Basta de privilégios!

Nacional

As importações no que à política diz respeito dão geralmente resultados enviesados. A adaptação mecânica de conceitos, por mais moda que se tenham tornado no contexto em que foram formados, nem sempre se adequa a um contexto mais geral de forma directa. A acrescentar a essa necessidade de questionar o esquematismo do uso de conceitos, coloca-se uma questão ainda mais fundamental que se relaciona com o significado do conceito e a sua utilidade para cada fim. Por exemplo, para simplificar: os conceitos de “classe baixa, média e alta” são perfeitamente passíveis de serem definidos em função de um nível de rendimento mas praticamente inúteis para qualquer aplicação política transformadora. Já o conceito de “classe social”, por exemplo, é igualmente passível de ser definido – até de forma mais perene e absoluta – e é indispensável para uma aplicação política transformadora.

Os conceitos não estão desligados do contexto em que surgem, da ideologia de que brotam e da utilidade que o seu fundador tem, bem como da utilidade que, uma vez apropriado por um mais largo número de pessoas, pode vir a adquirir. 

Quando se trata a política na perspectiva da ideologia dominante, as abordagens são feitas quase sempre numa abordagem idealista, muitas vezes quase metafísica, partindo da absolutização de conceitos, sem qualquer relação com uma metodologia materialista.
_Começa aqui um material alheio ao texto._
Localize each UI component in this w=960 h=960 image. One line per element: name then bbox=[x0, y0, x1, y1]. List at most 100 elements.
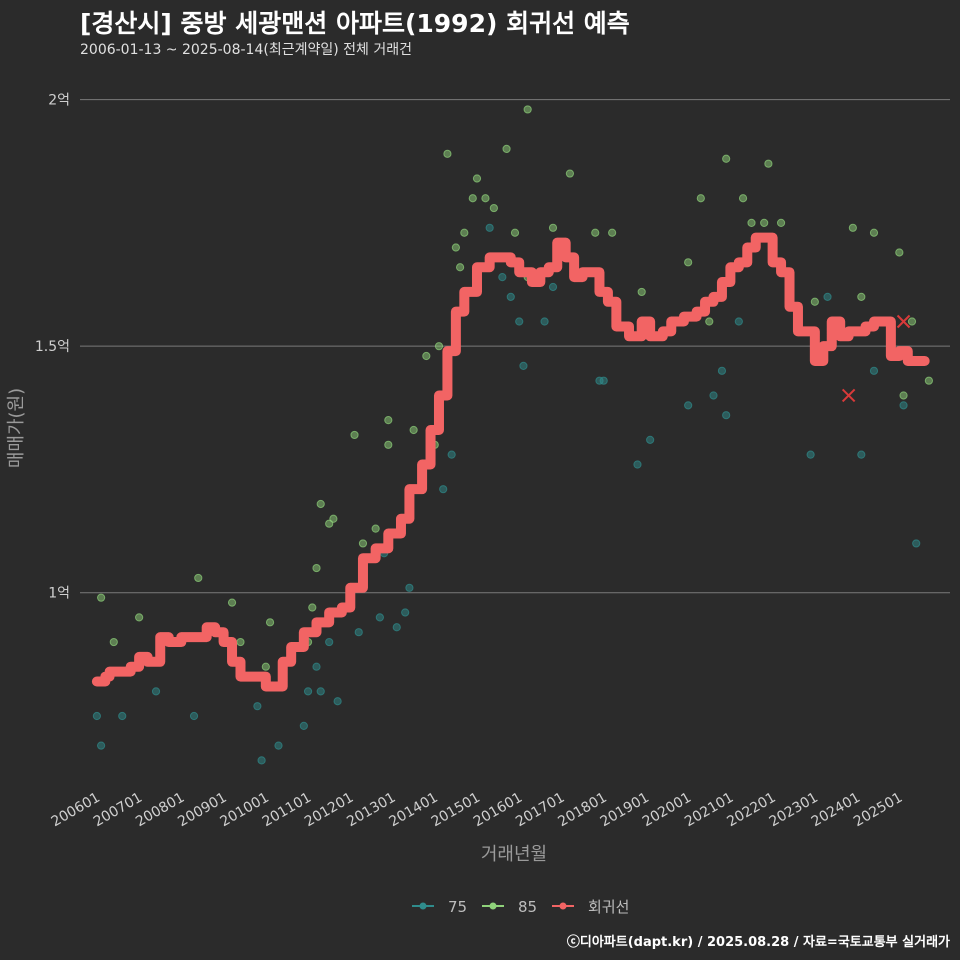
data-point-85 bbox=[722, 154, 731, 163]
legend-swatch-dot bbox=[419, 902, 427, 910]
data-point-75 bbox=[515, 317, 524, 326]
data-point-75 bbox=[599, 376, 608, 385]
data-point-85 bbox=[227, 598, 237, 607]
data-point-85 bbox=[194, 573, 203, 583]
data-point-85 bbox=[468, 194, 477, 203]
data-point-85 bbox=[810, 297, 819, 306]
data-point-85 bbox=[443, 149, 452, 158]
data-point-75 bbox=[734, 317, 743, 326]
data-point-75 bbox=[405, 583, 414, 592]
data-point-75 bbox=[823, 292, 832, 301]
data-point-85 bbox=[502, 144, 511, 154]
data-point-75 bbox=[401, 608, 410, 617]
data-point-85 bbox=[481, 194, 490, 203]
data-point-85 bbox=[422, 351, 431, 361]
legend: 75 85 회귀선 bbox=[412, 898, 629, 916]
data-point-85 bbox=[857, 292, 866, 301]
data-point-85 bbox=[236, 637, 245, 647]
data-point-75 bbox=[447, 450, 456, 459]
data-point-85 bbox=[455, 263, 465, 272]
data-point-75 bbox=[506, 292, 515, 301]
data-point-85 bbox=[472, 174, 482, 183]
data-point-85 bbox=[384, 440, 393, 449]
data-point-75 bbox=[354, 628, 363, 637]
x-tick-labels: 2006012007012008012009012010012011012012… bbox=[49, 790, 906, 831]
source-caption: ⓒ디아파트(dapt.kr) / 2025.08.28 / 자료=국토교통부 실… bbox=[566, 935, 950, 950]
data-point-85 bbox=[265, 618, 275, 627]
data-point-85 bbox=[684, 258, 693, 267]
x-axis-label: 거래년월 bbox=[481, 844, 547, 865]
data-point-75 bbox=[722, 411, 731, 420]
data-point-75 bbox=[806, 450, 815, 459]
x-tick-label: 202501 bbox=[851, 790, 905, 831]
data-point-75 bbox=[498, 273, 507, 282]
data-point-75 bbox=[485, 223, 494, 232]
chart-subtitle: 2006-01-13 ~ 2025-08-14(최근계약일) 전체 거래건 bbox=[80, 42, 412, 58]
data-point-85 bbox=[738, 194, 748, 203]
data-point-85 bbox=[924, 376, 933, 385]
data-point-85 bbox=[548, 223, 558, 232]
legend-label: 75 bbox=[448, 898, 467, 916]
data-point-85 bbox=[776, 218, 786, 227]
y-tick-label: 2억 bbox=[48, 93, 70, 109]
data-point-85 bbox=[907, 317, 917, 326]
data-point-85 bbox=[316, 499, 325, 509]
data-point-75 bbox=[857, 450, 866, 459]
data-point-85 bbox=[312, 563, 321, 573]
data-point-85 bbox=[97, 593, 106, 602]
data-point-85 bbox=[384, 416, 393, 425]
legend-label: 85 bbox=[518, 898, 537, 916]
data-point-85 bbox=[329, 514, 338, 523]
data-point-85 bbox=[460, 228, 469, 237]
y-axis-label: 매매가(원) bbox=[6, 388, 27, 468]
scatter-points bbox=[92, 105, 933, 765]
data-point-85 bbox=[510, 228, 520, 237]
data-point-85 bbox=[895, 248, 904, 257]
legend-swatch-dot bbox=[489, 902, 497, 910]
data-point-85 bbox=[747, 218, 756, 227]
data-point-75 bbox=[312, 662, 321, 671]
cancelled-mark bbox=[841, 388, 856, 403]
cancelled-marks bbox=[841, 314, 911, 403]
data-point-75 bbox=[151, 687, 161, 696]
trend-line-path bbox=[91, 232, 930, 692]
data-point-85 bbox=[261, 662, 270, 671]
data-point-75 bbox=[325, 637, 334, 647]
chart-title: [경산시] 중방 세광맨션 아파트(1992) 회귀선 예측 bbox=[80, 9, 630, 38]
data-point-85 bbox=[350, 430, 359, 440]
data-point-85 bbox=[899, 391, 908, 400]
data-point-75 bbox=[333, 697, 342, 706]
legend-swatch-dot bbox=[559, 902, 567, 910]
data-point-75 bbox=[717, 366, 727, 375]
cancelled-mark-stroke bbox=[896, 314, 911, 329]
data-point-75 bbox=[118, 711, 127, 721]
data-point-85 bbox=[489, 203, 498, 213]
data-point-85 bbox=[451, 243, 460, 252]
trend-line bbox=[91, 232, 930, 692]
data-point-75 bbox=[548, 282, 558, 292]
data-point-85 bbox=[565, 169, 575, 178]
y-tick-label: 1억 bbox=[48, 586, 70, 602]
data-point-75 bbox=[274, 741, 283, 750]
data-point-75 bbox=[684, 401, 693, 410]
data-point-85 bbox=[109, 637, 118, 647]
data-point-75 bbox=[912, 539, 921, 548]
data-point-75 bbox=[189, 711, 199, 721]
data-point-85 bbox=[135, 613, 144, 622]
data-point-75 bbox=[439, 485, 448, 494]
legend-item-회귀선: 회귀선 bbox=[552, 898, 629, 916]
data-point-85 bbox=[848, 223, 857, 232]
cancelled-mark bbox=[896, 314, 911, 329]
cancelled-mark-stroke bbox=[841, 388, 856, 403]
data-point-75 bbox=[303, 687, 313, 696]
legend-item-75: 75 bbox=[412, 898, 467, 916]
data-point-85 bbox=[409, 425, 418, 435]
data-point-75 bbox=[392, 623, 401, 632]
data-point-75 bbox=[540, 317, 549, 326]
data-point-75 bbox=[869, 366, 879, 375]
data-point-75 bbox=[519, 361, 528, 370]
data-point-85 bbox=[696, 194, 705, 203]
data-point-75 bbox=[899, 401, 908, 410]
y-tick-labels: 1억 1.5억 2억 bbox=[35, 93, 70, 602]
grid-lines bbox=[80, 99, 950, 594]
Quando, pelo contrário, se reflecte a política numa perspectiva revolucionária, com recurso ao marxismo, a abordagem torna-se necessariamente materialista e dialéctica. Tais instrumentos do pensamento são incompatíveis e geram clivagens de raciocínio e, muitas vezes de posicionamento político, profundas e quase insanáveis entre os que utilizam o materialismo como ferramenta e os que usam a absorção da visão dominante.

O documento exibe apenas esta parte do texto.